I scan their faces. “What happened? I thought they were holding you hostage?”
The nearest meets my gaze, his expression grave. “All but one of them succumbed to the plague overnight. We escaped.”
A chill snakes down my spine.
Smoke curls into the sky in thin, dark ribbons. Beside me, Olyn murmurs, “Seven more died yesterday.”
My pulse slams against my ribs. I grab her arm and steer her toward the boat, ignoring the fire burning through my limbs. We don’t have time.
When we land at the fortress, Nicostratus doesn’t ask questions. At my word, he shields me and summons the wind, and we soar toward the mountain farm. The night air is a sharp whip against my skin, the ground a blur beneath us. I barely register the ache in my joints, the exhaustion clawing up my spine. My thoughts oscillate between two things: the pigs, and the broken rune door. Nicostratus did that. He’d seen his brother gift me his one and only lovelight; he’d torn down that door in hurt and frustration. He still held those feelings in his bones.
When we land, I push those thoughts aside and stumble forward, boots sinking into the damp grass. My breath catches—there, in the pen, the pigs are moving. Alive. The ones we marked, the ones that survived the horse pus, are trotting around. None have been reinfected.
Relief crashes over me so violently my knees buckle.
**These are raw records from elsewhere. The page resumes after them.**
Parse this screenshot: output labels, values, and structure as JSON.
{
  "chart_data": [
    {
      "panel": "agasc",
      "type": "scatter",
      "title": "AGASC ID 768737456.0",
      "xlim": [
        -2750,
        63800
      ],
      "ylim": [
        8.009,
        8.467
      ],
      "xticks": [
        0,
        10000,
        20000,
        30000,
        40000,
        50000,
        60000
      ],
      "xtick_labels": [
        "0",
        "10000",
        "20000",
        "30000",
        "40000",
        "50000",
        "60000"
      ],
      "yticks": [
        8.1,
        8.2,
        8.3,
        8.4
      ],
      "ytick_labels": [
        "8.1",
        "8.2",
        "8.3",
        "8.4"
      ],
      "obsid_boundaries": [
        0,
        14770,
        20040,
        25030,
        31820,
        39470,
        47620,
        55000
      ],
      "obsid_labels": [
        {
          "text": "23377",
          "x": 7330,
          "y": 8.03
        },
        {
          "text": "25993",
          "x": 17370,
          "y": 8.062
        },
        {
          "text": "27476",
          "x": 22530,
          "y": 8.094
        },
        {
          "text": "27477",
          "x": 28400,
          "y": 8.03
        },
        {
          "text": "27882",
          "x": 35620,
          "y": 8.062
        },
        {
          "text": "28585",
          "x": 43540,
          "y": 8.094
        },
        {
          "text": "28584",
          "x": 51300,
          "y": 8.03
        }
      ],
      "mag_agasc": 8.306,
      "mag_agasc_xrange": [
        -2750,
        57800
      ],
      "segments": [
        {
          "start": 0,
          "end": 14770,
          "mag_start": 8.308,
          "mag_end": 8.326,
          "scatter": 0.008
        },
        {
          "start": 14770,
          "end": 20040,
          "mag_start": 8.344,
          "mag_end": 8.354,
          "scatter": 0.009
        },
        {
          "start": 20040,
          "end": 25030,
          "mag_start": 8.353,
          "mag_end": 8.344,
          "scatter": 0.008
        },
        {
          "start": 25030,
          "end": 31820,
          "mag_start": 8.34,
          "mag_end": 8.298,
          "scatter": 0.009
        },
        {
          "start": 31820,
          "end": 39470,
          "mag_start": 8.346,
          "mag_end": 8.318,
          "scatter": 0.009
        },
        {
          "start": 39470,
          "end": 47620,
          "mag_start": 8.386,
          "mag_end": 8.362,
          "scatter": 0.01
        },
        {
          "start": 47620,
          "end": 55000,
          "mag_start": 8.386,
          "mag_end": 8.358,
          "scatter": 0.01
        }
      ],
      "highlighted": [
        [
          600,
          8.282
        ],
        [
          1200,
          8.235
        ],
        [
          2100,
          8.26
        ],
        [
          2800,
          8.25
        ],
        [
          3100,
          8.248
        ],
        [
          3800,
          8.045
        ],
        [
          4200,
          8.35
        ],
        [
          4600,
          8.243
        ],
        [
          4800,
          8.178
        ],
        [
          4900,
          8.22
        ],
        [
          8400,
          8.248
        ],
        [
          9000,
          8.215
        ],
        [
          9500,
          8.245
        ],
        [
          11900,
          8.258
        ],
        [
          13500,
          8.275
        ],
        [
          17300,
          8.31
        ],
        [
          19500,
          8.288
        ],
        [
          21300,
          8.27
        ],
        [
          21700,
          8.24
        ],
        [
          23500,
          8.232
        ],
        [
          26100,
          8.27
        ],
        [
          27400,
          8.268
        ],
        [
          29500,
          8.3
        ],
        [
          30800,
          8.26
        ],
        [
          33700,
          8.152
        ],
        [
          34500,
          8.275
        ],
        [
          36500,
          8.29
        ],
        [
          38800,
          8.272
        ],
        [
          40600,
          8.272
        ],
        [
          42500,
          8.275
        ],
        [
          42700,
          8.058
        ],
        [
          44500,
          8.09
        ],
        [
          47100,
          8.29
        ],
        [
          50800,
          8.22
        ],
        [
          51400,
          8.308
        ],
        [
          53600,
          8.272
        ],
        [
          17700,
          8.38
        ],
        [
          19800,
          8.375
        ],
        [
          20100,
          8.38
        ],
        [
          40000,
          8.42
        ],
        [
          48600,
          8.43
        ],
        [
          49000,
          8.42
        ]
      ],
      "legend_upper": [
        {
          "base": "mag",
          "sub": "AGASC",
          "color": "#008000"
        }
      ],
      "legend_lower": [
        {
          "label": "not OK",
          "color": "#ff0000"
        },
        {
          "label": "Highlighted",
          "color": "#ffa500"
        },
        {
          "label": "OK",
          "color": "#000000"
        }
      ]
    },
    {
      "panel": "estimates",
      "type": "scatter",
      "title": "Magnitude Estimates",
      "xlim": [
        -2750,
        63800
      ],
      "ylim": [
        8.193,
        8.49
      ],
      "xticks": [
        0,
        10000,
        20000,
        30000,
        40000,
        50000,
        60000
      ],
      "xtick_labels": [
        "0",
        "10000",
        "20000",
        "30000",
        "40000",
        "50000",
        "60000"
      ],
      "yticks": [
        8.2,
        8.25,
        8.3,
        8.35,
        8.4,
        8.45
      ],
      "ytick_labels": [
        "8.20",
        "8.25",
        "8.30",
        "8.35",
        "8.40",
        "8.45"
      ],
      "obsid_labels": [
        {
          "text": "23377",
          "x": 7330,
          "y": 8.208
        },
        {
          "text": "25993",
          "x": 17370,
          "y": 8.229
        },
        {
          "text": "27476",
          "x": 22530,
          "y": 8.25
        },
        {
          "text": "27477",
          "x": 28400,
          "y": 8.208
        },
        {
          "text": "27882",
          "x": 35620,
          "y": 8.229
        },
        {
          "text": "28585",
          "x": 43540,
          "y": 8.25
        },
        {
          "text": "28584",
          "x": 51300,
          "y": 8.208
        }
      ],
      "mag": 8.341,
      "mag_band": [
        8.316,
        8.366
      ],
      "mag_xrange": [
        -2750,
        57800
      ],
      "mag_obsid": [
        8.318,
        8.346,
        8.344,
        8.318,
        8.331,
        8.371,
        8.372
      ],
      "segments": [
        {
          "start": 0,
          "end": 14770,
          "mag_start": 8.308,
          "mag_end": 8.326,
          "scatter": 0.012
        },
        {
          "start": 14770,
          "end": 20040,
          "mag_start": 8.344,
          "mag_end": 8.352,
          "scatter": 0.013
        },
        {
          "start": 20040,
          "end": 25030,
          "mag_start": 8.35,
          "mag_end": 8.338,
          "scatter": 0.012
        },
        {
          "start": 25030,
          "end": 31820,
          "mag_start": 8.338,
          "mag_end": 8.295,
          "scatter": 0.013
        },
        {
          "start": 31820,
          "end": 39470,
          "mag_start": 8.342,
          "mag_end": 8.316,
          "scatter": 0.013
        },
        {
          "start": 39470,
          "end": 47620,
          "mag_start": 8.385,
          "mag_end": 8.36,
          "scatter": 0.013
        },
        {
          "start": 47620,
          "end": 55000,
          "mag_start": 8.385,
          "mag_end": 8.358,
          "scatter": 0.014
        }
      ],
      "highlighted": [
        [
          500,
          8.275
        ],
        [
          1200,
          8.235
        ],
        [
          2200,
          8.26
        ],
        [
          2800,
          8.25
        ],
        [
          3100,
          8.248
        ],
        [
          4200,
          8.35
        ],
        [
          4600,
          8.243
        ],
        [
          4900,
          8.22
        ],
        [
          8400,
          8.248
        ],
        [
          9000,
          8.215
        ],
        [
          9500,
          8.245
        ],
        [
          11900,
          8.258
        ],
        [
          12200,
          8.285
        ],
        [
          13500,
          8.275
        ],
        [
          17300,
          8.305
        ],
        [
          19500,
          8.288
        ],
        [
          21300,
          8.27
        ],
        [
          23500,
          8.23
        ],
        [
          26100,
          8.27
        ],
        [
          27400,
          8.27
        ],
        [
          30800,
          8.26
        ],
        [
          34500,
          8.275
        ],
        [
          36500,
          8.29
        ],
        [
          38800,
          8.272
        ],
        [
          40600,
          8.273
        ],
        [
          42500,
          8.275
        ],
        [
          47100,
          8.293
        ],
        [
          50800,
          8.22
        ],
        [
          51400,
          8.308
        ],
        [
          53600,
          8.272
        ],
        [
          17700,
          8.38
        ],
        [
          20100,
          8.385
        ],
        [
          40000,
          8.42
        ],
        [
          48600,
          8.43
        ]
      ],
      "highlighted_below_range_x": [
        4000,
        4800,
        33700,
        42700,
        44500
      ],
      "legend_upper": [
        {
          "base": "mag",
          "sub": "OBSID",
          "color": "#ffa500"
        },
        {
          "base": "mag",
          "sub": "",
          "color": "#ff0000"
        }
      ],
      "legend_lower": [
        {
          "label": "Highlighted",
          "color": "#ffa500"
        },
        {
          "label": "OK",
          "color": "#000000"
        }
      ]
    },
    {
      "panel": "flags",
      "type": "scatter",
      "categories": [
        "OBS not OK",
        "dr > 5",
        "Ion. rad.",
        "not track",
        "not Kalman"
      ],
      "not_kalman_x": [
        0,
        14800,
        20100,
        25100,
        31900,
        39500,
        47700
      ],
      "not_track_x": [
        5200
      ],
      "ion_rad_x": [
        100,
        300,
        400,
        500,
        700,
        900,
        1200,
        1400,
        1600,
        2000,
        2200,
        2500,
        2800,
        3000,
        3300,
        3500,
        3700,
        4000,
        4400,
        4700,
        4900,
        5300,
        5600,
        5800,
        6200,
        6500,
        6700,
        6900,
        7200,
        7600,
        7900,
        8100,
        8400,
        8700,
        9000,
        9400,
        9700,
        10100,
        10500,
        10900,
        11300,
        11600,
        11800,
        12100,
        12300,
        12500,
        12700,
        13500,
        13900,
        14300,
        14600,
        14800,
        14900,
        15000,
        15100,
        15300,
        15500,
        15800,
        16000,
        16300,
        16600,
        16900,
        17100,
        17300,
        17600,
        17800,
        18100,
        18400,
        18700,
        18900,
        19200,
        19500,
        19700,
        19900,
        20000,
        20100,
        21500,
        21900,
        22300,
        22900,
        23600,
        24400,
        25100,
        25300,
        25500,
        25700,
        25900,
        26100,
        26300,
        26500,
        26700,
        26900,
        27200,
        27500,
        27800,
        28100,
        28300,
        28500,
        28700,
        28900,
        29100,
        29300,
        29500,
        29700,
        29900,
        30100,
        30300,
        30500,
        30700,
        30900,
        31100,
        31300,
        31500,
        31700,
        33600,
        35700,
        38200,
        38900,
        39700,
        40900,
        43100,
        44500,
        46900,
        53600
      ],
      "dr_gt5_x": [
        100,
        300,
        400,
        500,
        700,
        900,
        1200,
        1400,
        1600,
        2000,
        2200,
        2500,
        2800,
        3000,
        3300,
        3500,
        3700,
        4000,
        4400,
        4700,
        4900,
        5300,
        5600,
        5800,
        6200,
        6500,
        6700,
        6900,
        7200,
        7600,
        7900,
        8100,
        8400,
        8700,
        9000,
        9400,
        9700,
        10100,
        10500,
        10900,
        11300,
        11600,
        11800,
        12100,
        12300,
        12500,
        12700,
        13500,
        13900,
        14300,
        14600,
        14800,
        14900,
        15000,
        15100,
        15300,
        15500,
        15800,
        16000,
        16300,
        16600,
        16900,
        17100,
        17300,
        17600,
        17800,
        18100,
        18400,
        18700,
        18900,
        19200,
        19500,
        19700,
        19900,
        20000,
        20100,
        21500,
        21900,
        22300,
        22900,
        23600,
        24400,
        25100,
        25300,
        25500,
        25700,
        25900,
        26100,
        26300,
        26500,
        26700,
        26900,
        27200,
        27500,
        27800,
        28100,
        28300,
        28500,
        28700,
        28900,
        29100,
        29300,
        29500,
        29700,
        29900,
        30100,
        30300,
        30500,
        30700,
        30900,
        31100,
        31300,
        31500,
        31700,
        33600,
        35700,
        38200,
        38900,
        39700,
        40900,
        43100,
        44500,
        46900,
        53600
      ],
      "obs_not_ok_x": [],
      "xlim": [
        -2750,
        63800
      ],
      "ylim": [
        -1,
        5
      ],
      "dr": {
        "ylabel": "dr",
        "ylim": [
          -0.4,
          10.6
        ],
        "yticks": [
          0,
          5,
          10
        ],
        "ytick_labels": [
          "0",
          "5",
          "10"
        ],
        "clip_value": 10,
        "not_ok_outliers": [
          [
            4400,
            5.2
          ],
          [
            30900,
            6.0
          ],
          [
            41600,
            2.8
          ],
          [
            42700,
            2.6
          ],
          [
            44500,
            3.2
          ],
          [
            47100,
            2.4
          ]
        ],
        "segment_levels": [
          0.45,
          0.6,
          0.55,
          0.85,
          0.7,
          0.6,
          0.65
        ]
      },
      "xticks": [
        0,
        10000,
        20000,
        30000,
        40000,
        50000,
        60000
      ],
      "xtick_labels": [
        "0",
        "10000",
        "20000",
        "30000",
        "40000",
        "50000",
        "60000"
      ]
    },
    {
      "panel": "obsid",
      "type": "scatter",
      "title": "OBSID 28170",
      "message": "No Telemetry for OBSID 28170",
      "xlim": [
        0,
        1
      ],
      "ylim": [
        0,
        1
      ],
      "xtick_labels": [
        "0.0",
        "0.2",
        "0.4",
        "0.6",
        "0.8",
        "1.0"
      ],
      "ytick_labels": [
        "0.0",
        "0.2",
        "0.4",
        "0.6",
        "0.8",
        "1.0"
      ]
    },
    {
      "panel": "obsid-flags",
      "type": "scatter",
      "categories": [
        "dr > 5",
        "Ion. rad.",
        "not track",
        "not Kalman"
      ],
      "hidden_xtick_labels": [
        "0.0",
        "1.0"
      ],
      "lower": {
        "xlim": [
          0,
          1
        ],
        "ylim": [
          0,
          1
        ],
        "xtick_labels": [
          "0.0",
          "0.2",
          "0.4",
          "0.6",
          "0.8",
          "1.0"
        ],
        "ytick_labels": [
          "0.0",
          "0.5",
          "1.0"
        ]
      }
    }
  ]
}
Pegus is nodding, speaking rapidly about how he pulled twelve dead pigs away through the night—but none of the ones we treated. My hands tremble as I ask for ink and paper.
I have to write it down. The scription, the method, the proof. Pegus must convince the village to do the same. His hands tighten on the parchment. “Some won’t take the risk,” he says, voice uncertain.
I stare at the ink bleeding into the fibres of the page. Neither will my father.
The thought clenches around my ribs like a fist. I reach for another sheet and begin to write, forcing my hand steady.
Father.
I tell him everything—the pigs, the illness, the cure. The truth. My throat is dry, every scratch of the pen against parchment tightening my lungs.
This healing—such warding—is forbidden.
It is built on Grandfather’s research.